Au cours de la première moitié de l’année, les volumes conteneurisés en Asie ont enregistré une progression globale de 0,9% à 58,3MEVP, indique le consultant néerlandais Dynamar dans la dernière édition de sa newsletter, DynaLiner n°35/19. Les exportations emportent toujours la majeure partie des trafics avec 44% du volume global. Elles ont pesé 25,5MEVP, en progression de 0,7%. Les importations en Asie n’ont pour leur part connue qu’une hausse de 0,1% à 11,5MEVP. Il faut donc regarder sur les flux intra-Asie pour voir une augmentation plus conséquente des volumes. Avec une hausse de 1,7%, ce courant totalise sur les six premiers mois de l’année 21,2MEVP. Entre 2017 et 2019, les trafics du premier semestre des flux intra-asiatiques ont enregistré une augmentation de 6,1%. Au cours de la même période, les exportations asiatiques vers le reste du monde a vu le nombre de ses boîtes croître de 0,6%, soit dix fois moins qu’en Intra-Asie.
L’analyse des flux par destination montre que les exportations asiatiques ont plus progressé vers l’Europe que les États-Unis. En effet, avec une hausse de 5,2% à 8,3MEVP, les flux vers l’Europe entrent pour 33% des flux asiatiques. Ils voient leur part de marché augmenter de 2 points en un an. Du côté des flux avec l’Amérique du nord, la hausse est de 0,2% à 9,01MEVP. Le continent voit sa part de marché se stabiliser. Est-ce une première conséquence de la guerre commerciale entre les États-Unis et la Chine qui produit ses premiers effets  ? Il est difficile de le dire même si déjà de nouvelles taxes s’appliquent sur des produits chinois. En juin, l’autorité portuaire de Los Angeles a appelé l’administration de Donald Trump a prendre garde aux conséquences que pourraient avoir des tensions commerciales avec la Chine sur l’économie portuaire. Les flux asiatiques vers l’Afrique sub saharienne ont enregistré pour leur part une bonne progression avec une hausse de 2,9% à 1,5MEVP. Certes, le continent africain représente 6% du marché asiatique mais a connu au cours des dernières années une progression constante au cours des premiers semestres des trois dernières années.
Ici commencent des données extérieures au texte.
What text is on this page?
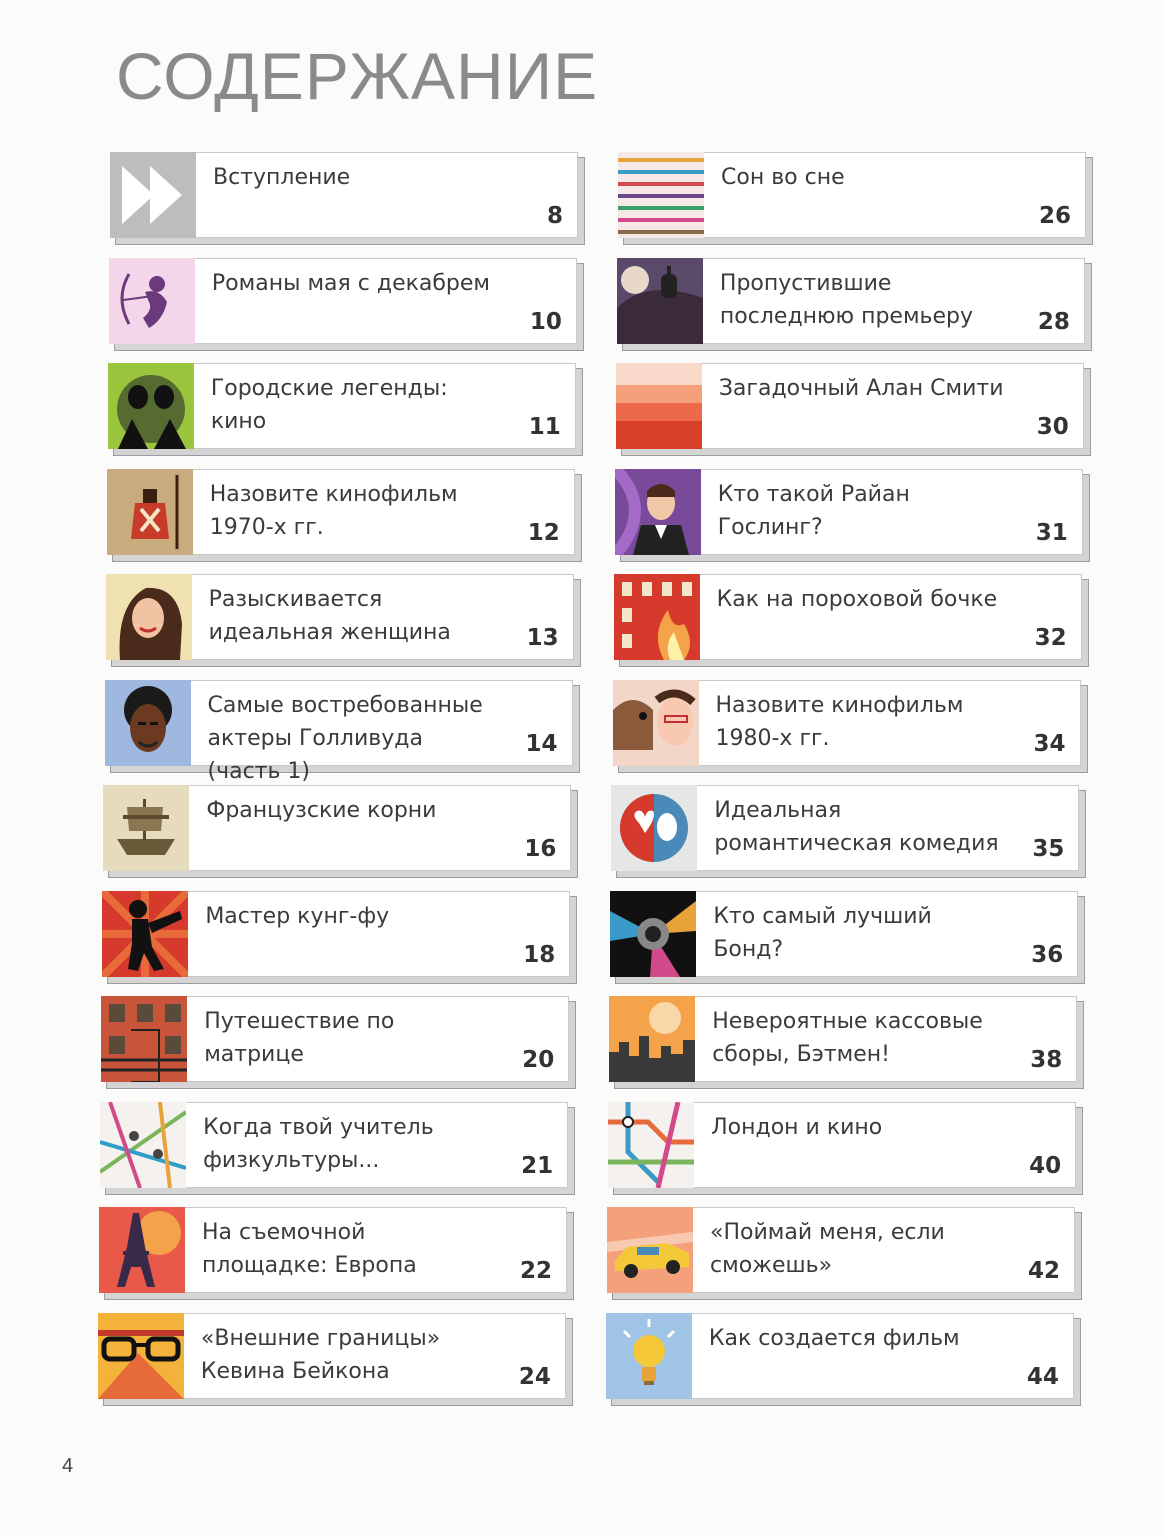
СОДЕРЖАНИЕ
Вступление
8
Романы мая с декабрем
10
Городские легенды: кино	11
Назовите кинофильм 1970-х гг.	12
Разыскивается идеальная женщина	13
Самые востребованные актеры Голливуда (часть 1)
14
Французские корни
16
Мастер кунг-фу
18
Путешествие по матрице	20
Когда твой учитель физкультуры...	21
На съемочной площадке: Европа	22
«Внешние границы» Кевина Бейкона	24
Сон во сне
26
Пропустившие последнюю премьеру	28
Загадочный Алан Смити
30
Кто такой Райан Гослинг?	31
Как на пороховой бочке
32
Назовите кинофильм 1980-х гг.	34
Идеальная романтическая комедия	35
Кто самый лучший Бонд?	36
Невероятные кассовые сборы, Бэтмен!	38
Лондон и кино
40
«Поймай меня, если сможешь»	42
Как создается фильм
44
4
De 2017 à 2019, les volumes d’Asie vers l’Afrique sub-saharienne ont enregistré une hausse de 8,9%. Ils pèsent 6% des trafics d’exportation asiatiques contre 5,6% trois ans plus tôt. L’Amérique latine garde toujours le cap avec une hausse de 2,6% à 1,9MEVP et entre à hauteur de 8% des exportations asiatiques. Seuls le Moyen Orient et l’Australasie voient leurs volumes se contracter. Le Moyen-Orient et le sous continent indien ont perdu 7,2% de leur trafic pour se situer à 3,5MEVP. En trois ans, cette région du monde a vu ses trafics avec l’Asie se contracter de plus 250  000  EVP au cours des six premiers mois de l’année. Quant à l’Australasie, les volumes des premiers semestres de ces dernières années montrent des sorts divers. Avec 1,2MEVP, les exportations asiatiques vers cette région sont revenues à leur niveau de 2017 après avoir connu une hausse en 2018. Des effets conjoncturels qui se jouent sur un volume de 100  000  EVP.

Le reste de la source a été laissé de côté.